Un attivista NO TAV, Tobia Imperato, arrestato e ai domiciliari a causa degli scontri dell'estate scorsa, è dal 3 marzo in sciopero della fame, nell'indifferenza dei media mainstream. Ma Alberto Perino sembra convinto che il motivo dell'arresto è un altro, poiché Imperato è anche l'autore del libro "Le scarpe dei suicidi".

Bisogna andare sul blog di Beppe Grillo (http://is.gd/Vnlhrj) per leggere un appello di Alberto Perino che chiede aiuto al comico bolognese per diffondere una notizia passata sotto silenzio visto che "nessun giornale, nonostante i comunicati stampa che abbiamo fatto e spedito a tutti, ha scritto una riga su questo fatto gravissimo e sulla sua protesta estrema" come denuncia il leader del movimento NO TAV. Su internet si può infatti trovare una breve di repubblica.it (http://is.gd/dIKmug) datata 6 marzo dove viene riportato che Tobia Imperato, arrestato e attualmente ai domiciliari in merito all'inchiesta "sugli scontri (http://is.gd/lyfa9H) dell'estate scorsa fra NO TAV e forze dell'ordine in Valle di Susa" è "al quarto giorno di sciopero della fame", indetto per protestare contro il divieto di colloquio che gli impedisce di telefonare e comunicare con lettere ed email. A parte il sito "Il Pane e le Rose" (http://is.gd/XmRvQv) nessun altro riprende la notizia, e anche dopo la lettera di Alberto Perino pubblicata sul blog di Beppe Grillo solo altri due siti diffondono l'appello.

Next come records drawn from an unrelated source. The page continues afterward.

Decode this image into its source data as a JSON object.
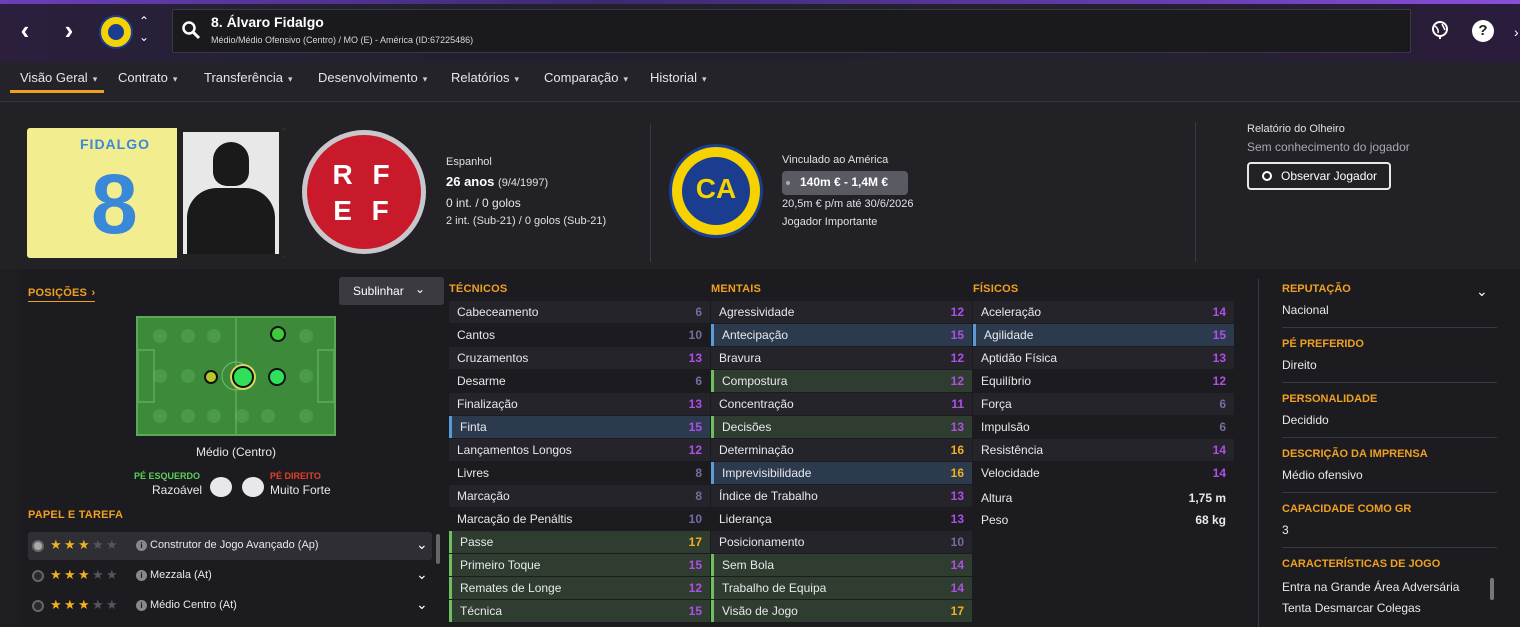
{
  "header_bar": {
    "player_title": "8. Álvaro Fidalgo",
    "player_subtitle": "Médio/Médio Ofensivo (Centro) / MO (E) - América (ID:67225486)"
  },
  "tabs": [
    {
      "label": "Visão Geral"
    },
    {
      "label": "Contrato"
    },
    {
      "label": "Transferência"
    },
    {
      "label": "Desenvolvimento"
    },
    {
      "label": "Relatórios"
    },
    {
      "label": "Comparação"
    },
    {
      "label": "Historial"
    }
  ],
  "kit": {
    "name": "FIDALGO",
    "number": "8"
  },
  "fed_badge": {
    "line1": "R F",
    "line2": "E F"
  },
  "club_badge": {
    "text": "CA"
  },
  "bio": {
    "nationality": "Espanhol",
    "age": "26 anos",
    "dob": "(9/4/1997)",
    "caps": "0 int. / 0 golos",
    "u21_caps": "2 int. (Sub-21) / 0 golos (Sub-21)"
  },
  "contract": {
    "club_line": "Vinculado ao América",
    "value": "140m € - 1,4M €",
    "wage": "20,5m € p/m até 30/6/2026",
    "status": "Jogador Importante"
  },
  "scout": {
    "title": "Relatório do Olheiro",
    "note": "Sem conhecimento do jogador",
    "button": "Observar Jogador"
  },
  "positions": {
    "heading": "POSIÇÕES",
    "highlight_button": "Sublinhar",
    "role_label": "Médio (Centro)",
    "left_foot_label": "PÉ ESQUERDO",
    "left_foot_value": "Razoável",
    "right_foot_label": "PÉ DIREITO",
    "right_foot_value": "Muito Forte"
  },
  "roles": {
    "heading": "PAPEL E TAREFA",
    "items": [
      {
        "label": "Construtor de Jogo Avançado (Ap)",
        "stars": 3
      },
      {
        "label": "Mezzala (At)",
        "stars": 3
      },
      {
        "label": "Médio Centro (At)",
        "stars": 3
      }
    ]
  },
  "technical": {
    "heading": "TÉCNICOS",
    "rows": [
      {
        "name": "Cabeceamento",
        "value": "6"
      },
      {
        "name": "Cantos",
        "value": "10"
      },
      {
        "name": "Cruzamentos",
        "value": "13"
      },
      {
        "name": "Desarme",
        "value": "6"
      },
      {
        "name": "Finalização",
        "value": "13"
      },
      {
        "name": "Finta",
        "value": "15"
      },
      {
        "name": "Lançamentos Longos",
        "value": "12"
      },
      {
        "name": "Livres",
        "value": "8"
      },
      {
        "name": "Marcação",
        "value": "8"
      },
      {
        "name": "Marcação de Penáltis",
        "value": "10"
      },
      {
        "name": "Passe",
        "value": "17"
      },
      {
        "name": "Primeiro Toque",
        "value": "15"
      },
      {
        "name": "Remates de Longe",
        "value": "12"
      },
      {
        "name": "Técnica",
        "value": "15"
      }
    ]
  },
  "mental": {
    "heading": "MENTAIS",
    "rows": [
      {
        "name": "Agressividade",
        "value": "12"
      },
      {
        "name": "Antecipação",
        "value": "15"
      },
      {
        "name": "Bravura",
        "value": "12"
      },
      {
        "name": "Compostura",
        "value": "12"
      },
      {
        "name": "Concentração",
        "value": "11"
      },
      {
        "name": "Decisões",
        "value": "13"
      },
      {
        "name": "Determinação",
        "value": "16"
      },
      {
        "name": "Imprevisibilidade",
        "value": "16"
      },
      {
        "name": "Índice de Trabalho",
        "value": "13"
      },
      {
        "name": "Liderança",
        "value": "13"
      },
      {
        "name": "Posicionamento",
        "value": "10"
      },
      {
        "name": "Sem Bola",
        "value": "14"
      },
      {
        "name": "Trabalho de Equipa",
        "value": "14"
      },
      {
        "name": "Visão de Jogo",
        "value": "17"
      }
    ]
  },
  "physical": {
    "heading": "FÍSICOS",
    "rows": [
      {
        "name": "Aceleração",
        "value": "14"
      },
      {
        "name": "Agilidade",
        "value": "15"
      },
      {
        "name": "Aptidão Física",
        "value": "13"
      },
      {
        "name": "Equilíbrio",
        "value": "12"
      },
      {
        "name": "Força",
        "value": "6"
      },
      {
        "name": "Impulsão",
        "value": "6"
      },
      {
        "name": "Resistência",
        "value": "14"
      },
      {
        "name": "Velocidade",
        "value": "14"
      }
    ],
    "height_label": "Altura",
    "height_value": "1,75 m",
    "weight_label": "Peso",
    "weight_value": "68 kg"
  },
  "info": {
    "reputation_label": "REPUTAÇÃO",
    "reputation_value": "Nacional",
    "foot_label": "PÉ PREFERIDO",
    "foot_value": "Direito",
    "personality_label": "PERSONALIDADE",
    "personality_value": "Decidido",
    "press_label": "DESCRIÇÃO DA IMPRENSA",
    "press_value": "Médio ofensivo",
    "gk_label": "CAPACIDADE COMO GR",
    "gk_value": "3",
    "traits_label": "CARACTERÍSTICAS DE JOGO",
    "traits": [
      "Entra na Grande Área Adversária",
      "Tenta Desmarcar Colegas"
    ]
  },
  "colors": {
    "accent": "#f0a020",
    "purple": "#b04fe8",
    "highlight_blue": "#5b9bd5",
    "highlight_green": "#6fbf5f"
  }
}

Unico appunto che si potrebbe fare al movimento NO TAV è quello, però, di non mandare proprio "a tutti" i comunicati stampa, anche perché scegliendo forse di inviarli solamente ai classici giornali mainstream, che spesso e volentieri, anche a detta del movimento stesso, "distorcono" le informazioni, difficilmente riusciranno a far risuonare l'eco della propria voce.

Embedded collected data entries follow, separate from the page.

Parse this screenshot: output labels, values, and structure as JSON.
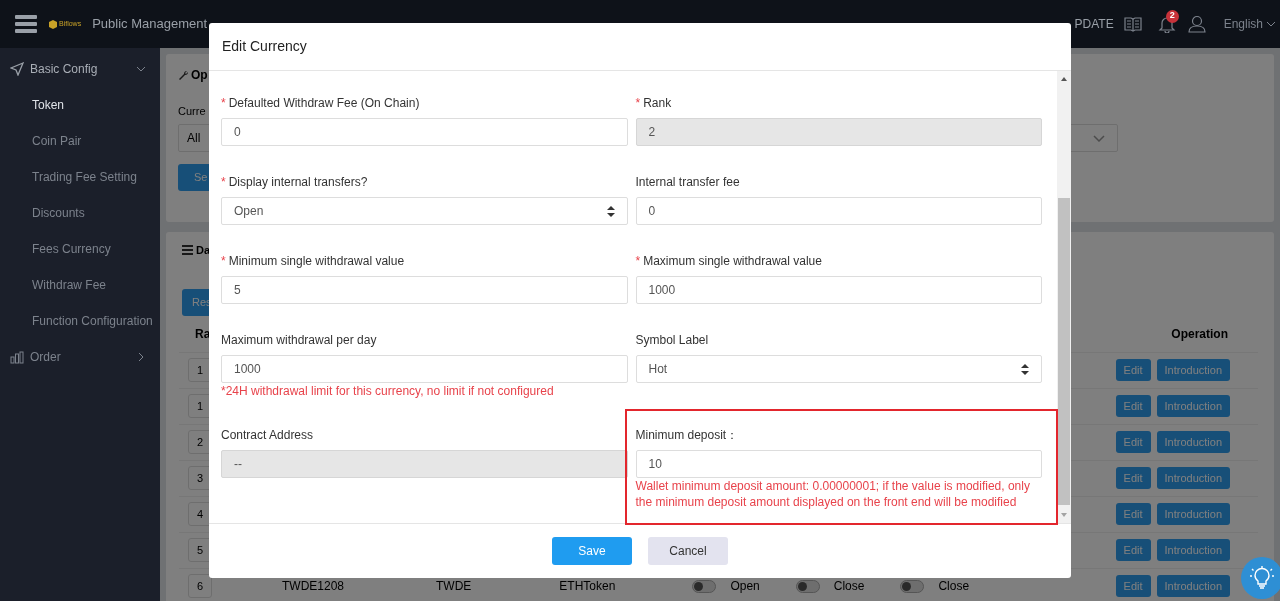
{
  "header": {
    "logo": "Biflows",
    "nav_items": [
      "Public Management",
      "PDATE"
    ],
    "notification_count": "2",
    "language": "English"
  },
  "sidebar": {
    "items": [
      {
        "label": "Basic Config",
        "expanded": true,
        "children": [
          {
            "label": "Token",
            "selected": true
          },
          {
            "label": "Coin Pair",
            "selected": false
          },
          {
            "label": "Trading Fee Setting",
            "selected": false
          },
          {
            "label": "Discounts",
            "selected": false
          },
          {
            "label": "Fees Currency",
            "selected": false
          },
          {
            "label": "Withdraw Fee",
            "selected": false
          },
          {
            "label": "Function Configuration",
            "selected": false
          }
        ]
      },
      {
        "label": "Order",
        "expanded": false
      }
    ]
  },
  "filter_card": {
    "title": "Op",
    "field_label": "Curre",
    "select_value": "All",
    "button": "Se"
  },
  "data_card": {
    "title": "Da",
    "button": "Res",
    "table": {
      "columns": [
        "Ra",
        "Operation"
      ],
      "rows": [
        {
          "rank": "1",
          "actions": [
            "Edit",
            "Introduction"
          ]
        },
        {
          "rank": "1",
          "actions": [
            "Edit",
            "Introduction"
          ]
        },
        {
          "rank": "2",
          "actions": [
            "Edit",
            "Introduction"
          ]
        },
        {
          "rank": "3",
          "actions": [
            "Edit",
            "Introduction"
          ]
        },
        {
          "rank": "4",
          "actions": [
            "Edit",
            "Introduction"
          ]
        },
        {
          "rank": "5",
          "actions": [
            "Edit",
            "Introduction"
          ]
        },
        {
          "rank": "6",
          "code": "TWDE1208",
          "symbol": "TWDE",
          "chain": "ETHToken",
          "switches": [
            {
              "on": false,
              "label": "Open"
            },
            {
              "on": false,
              "label": "Close"
            },
            {
              "on": false,
              "label": "Close"
            }
          ],
          "actions": [
            "Edit",
            "Introduction"
          ]
        }
      ]
    }
  },
  "modal": {
    "title": "Edit Currency",
    "fields": [
      {
        "label": "Defaulted Withdraw Fee (On Chain)",
        "marker": "*",
        "kind": "input",
        "value": "0",
        "disabled": false,
        "highlighted": false
      },
      {
        "label": "Rank",
        "marker": "*",
        "kind": "input",
        "value": "2",
        "disabled": true,
        "highlighted": false
      },
      {
        "label": "Display internal transfers?",
        "marker": "*",
        "kind": "select",
        "value": "Open",
        "disabled": false,
        "highlighted": false
      },
      {
        "label": "Internal transfer fee",
        "kind": "input",
        "value": "0",
        "disabled": false,
        "highlighted": false
      },
      {
        "label": "Minimum single withdrawal value",
        "marker": "*",
        "kind": "input",
        "value": "5",
        "disabled": false,
        "highlighted": false
      },
      {
        "label": "Maximum single withdrawal value",
        "marker": "*",
        "kind": "input",
        "value": "1000",
        "disabled": false,
        "highlighted": false
      },
      {
        "label": "Maximum withdrawal per day",
        "kind": "input",
        "value": "1000",
        "disabled": false,
        "highlighted": false,
        "help": "*24H withdrawal limit for this currency, no limit if not configured"
      },
      {
        "label": "Symbol Label",
        "kind": "select",
        "value": "Hot",
        "disabled": false,
        "highlighted": false
      },
      {
        "label": "Contract Address",
        "kind": "input",
        "value": "--",
        "disabled": true,
        "highlighted": false
      },
      {
        "label": "Minimum deposit：",
        "kind": "input",
        "value": "10",
        "disabled": false,
        "highlighted": true,
        "help": "Wallet minimum deposit amount: 0.00000001; if the value is modified, only the minimum deposit amount displayed on the front end will be modified"
      }
    ],
    "buttons": [
      {
        "label": "Save",
        "kind": "primary"
      },
      {
        "label": "Cancel",
        "kind": "secondary"
      }
    ]
  }
}
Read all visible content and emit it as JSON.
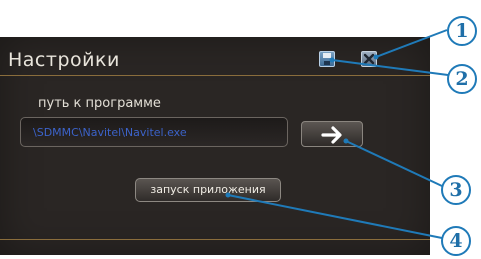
{
  "window": {
    "title": "Настройки",
    "save_icon": "save-icon",
    "close_icon": "close-icon"
  },
  "path_section": {
    "label": "путь к программе",
    "value": "\\SDMMC\\Navitel\\Navitel.exe",
    "browse_icon": "arrow-right-icon"
  },
  "launch_button": {
    "label": "запуск приложения"
  },
  "callouts": [
    "1",
    "2",
    "3",
    "4"
  ],
  "colors": {
    "panel": "#2a2624",
    "accent_line": "#8a6d3c",
    "path_text": "#3c63c9",
    "callout": "#1f7ab8"
  }
}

Ma chi è Tobia Imperato? La Repubblica lo descrive come un "esponente anarchico torinese" mentre Alberto Perino spiega invece che è "l'autore del libro 'Le scarpe dei suicidi' (http://is.gd/ORgAUi) nel quale svela le responsabilità della magistratura e della DIGOS torinesi nella morte di Sole e Baleno". Il leader dei NO TAV si dice infatti convinto che "poiché per le cose scritte nel libro non hanno potuto perseguirlo, hanno colto questa occasione per metterlo a tacere", spiegando che Tobia Imperato andava "quasi ogni sera a parlare del libro e del TAV in Val di Susa in serate pubbliche".

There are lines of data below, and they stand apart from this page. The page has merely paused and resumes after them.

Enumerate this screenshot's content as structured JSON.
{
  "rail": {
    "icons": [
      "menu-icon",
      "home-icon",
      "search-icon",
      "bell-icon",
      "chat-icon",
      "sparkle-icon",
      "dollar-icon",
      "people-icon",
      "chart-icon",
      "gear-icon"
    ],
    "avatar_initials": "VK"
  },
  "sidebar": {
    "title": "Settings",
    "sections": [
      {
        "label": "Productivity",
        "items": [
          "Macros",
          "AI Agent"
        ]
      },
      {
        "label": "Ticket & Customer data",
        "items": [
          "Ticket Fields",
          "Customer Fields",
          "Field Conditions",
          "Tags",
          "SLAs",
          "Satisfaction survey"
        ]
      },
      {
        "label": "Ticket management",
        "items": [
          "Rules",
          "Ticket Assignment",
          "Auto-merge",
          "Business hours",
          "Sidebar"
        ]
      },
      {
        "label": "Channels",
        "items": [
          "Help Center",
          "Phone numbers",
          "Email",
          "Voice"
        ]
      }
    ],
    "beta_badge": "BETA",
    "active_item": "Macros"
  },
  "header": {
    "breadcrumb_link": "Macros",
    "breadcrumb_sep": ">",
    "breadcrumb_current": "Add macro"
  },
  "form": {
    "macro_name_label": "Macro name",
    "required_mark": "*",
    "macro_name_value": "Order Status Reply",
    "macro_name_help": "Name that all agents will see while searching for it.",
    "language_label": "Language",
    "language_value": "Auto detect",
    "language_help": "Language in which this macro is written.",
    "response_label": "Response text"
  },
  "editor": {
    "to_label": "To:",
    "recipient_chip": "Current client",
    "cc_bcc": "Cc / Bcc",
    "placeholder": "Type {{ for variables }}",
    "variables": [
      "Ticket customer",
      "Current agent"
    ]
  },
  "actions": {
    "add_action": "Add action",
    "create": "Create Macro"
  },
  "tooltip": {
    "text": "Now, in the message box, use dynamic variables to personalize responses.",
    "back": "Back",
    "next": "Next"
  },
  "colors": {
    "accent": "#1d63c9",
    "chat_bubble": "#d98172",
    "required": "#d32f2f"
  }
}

Perino ricorda quindi che dal 3 marzo Tobia Imperato è in sciopero della fame perché in "isolamento assoluto" a causa di "un'accusa ridicola: ha afferrato 'per un braccio un operatore di polizia allo scopo di ostacolarne l'avanzata' ". Il leader dei NO TAV rivela inoltre che "la procura non ha autorizzato un medico a visitarlo fino a venerdì scorso" e che infine ha registrato "una perdita di peso di sei chili (altri quattro chili erano stati persi durante la detenzione in carcere) e condizioni generali caratterizzate da affaticamento, debolezza, ipostenia. Cominciano a evidenziarsi i problemi legati alla mancanza di assunzione di zuccheri, grassi e proteine. I liquidi che Tobia assume sono assolutamente necessari, ma decisamente insufficienti a mantenere un adeguato equilibrio metabolico, il rifiuto ad assumere bevande zuccherate non aiuta".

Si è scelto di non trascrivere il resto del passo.